I came across this quote a few days ago and it stuck with me. It's a simple phrase but it has so much meaning in such little words. Letting go is hard, fear of the unknown is even harder but endings aren't the end because through it all we're still alive and living so it's just the end of a chapter and the beginning of a new one..and sometimes a new book all together which is even better.
As the year 2014 rang in I knew it would be a year of great things and a lot of growth and that made me so excited, but what I didn't want or should I say forgot to expect were the tests, and as we all know the more we grow the harder the tests we go through…but in the end as long as we can make it through and choose not to become bitter and harbor hatred I can say we've faired pretty well.
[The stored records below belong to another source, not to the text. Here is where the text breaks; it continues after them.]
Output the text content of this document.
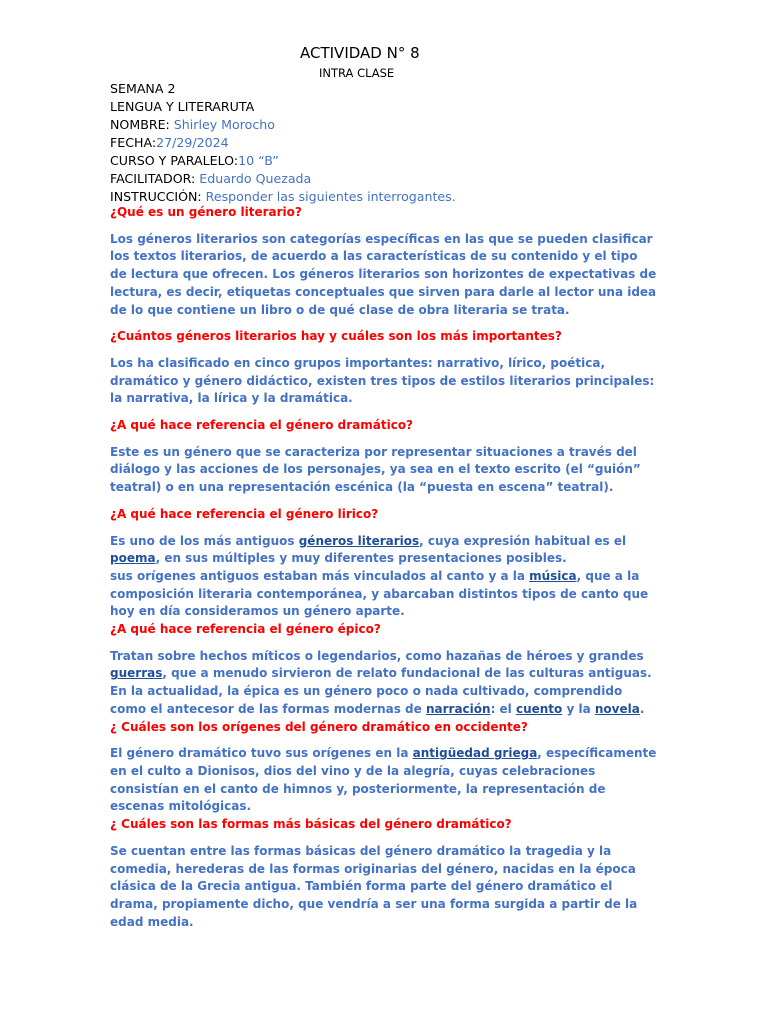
ACTIVIDAD N° 8
INTRA CLASE
SEMANA 2
LENGUA Y LITERARUTA
NOMBRE: Shirley Morocho
FECHA:27/29/2024
CURSO Y PARALELO:10 “B”
FACILITADOR: Eduardo Quezada
INSTRUCCIÓN: Responder las siguientes interrogantes.

¿Qué es un género literario?

Los géneros literarios son categorías específicas en las que se pueden clasificar los textos literarios, de acuerdo a las características de su contenido y el tipo de lectura que ofrecen. Los géneros literarios son horizontes de expectativas de lectura, es decir, etiquetas conceptuales que sirven para darle al lector una idea de lo que contiene un libro o de qué clase de obra literaria se trata.

¿Cuántos géneros literarios hay y cuáles son los más importantes?

Los ha clasificado en cinco grupos importantes: narrativo, lírico, poética, dramático y género didáctico, existen tres tipos de estilos literarios principales: la narrativa, la lírica y la dramática.

¿A qué hace referencia el género dramático?

Este es un género que se caracteriza por representar situaciones a través del diálogo y las acciones de los personajes, ya sea en el texto escrito (el “guión” teatral) o en una representación escénica (la “puesta en escena” teatral).

¿A qué hace referencia el género lirico?

Es uno de los más antiguos géneros literarios, cuya expresión habitual es el poema, en sus múltiples y muy diferentes presentaciones posibles.
sus orígenes antiguos estaban más vinculados al canto y a la música, que a la composición literaria contemporánea, y abarcaban distintos tipos de canto que hoy en día consideramos un género aparte.

¿A qué hace referencia el género épico?

Tratan sobre hechos míticos o legendarios, como hazañas de héroes y grandes guerras, que a menudo sirvieron de relato fundacional de las culturas antiguas. En la actualidad, la épica es un género poco o nada cultivado, comprendido como el antecesor de las formas modernas de narración: el cuento y la novela.

¿ Cuáles son los orígenes del género dramático en occidente?

El género dramático tuvo sus orígenes en la antigüedad griega, específicamente en el culto a Dionisos, dios del vino y de la alegría, cuyas celebraciones consistían en el canto de himnos y, posteriormente, la representación de escenas mitológicas.

¿ Cuáles son las formas más básicas del género dramático?

Se cuentan entre las formas básicas del género dramático la tragedia y la comedia, herederas de las formas originarias del género, nacidas en la época clásica de la Grecia antigua. También forma parte del género dramático el drama, propiamente dicho, que vendría a ser una forma surgida a partir de la edad media.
One thing I can say personally is that since I've been able to let go of all the wrong things (people, desires, emotional attachments) that I was holding onto God has finally been able to step in and bless me with all the RIGHT things he's been waiting to bless me with. So just hold on a little longer…I know it's rough, and the ending doesn't seem like it's in sight, or should I say that new beginning but it's there, right there.
Is it just me or does it seem like when it rains it pours? I don't want to not count the blessings that have come my way but sometimes it's hard to see the beginning from the end.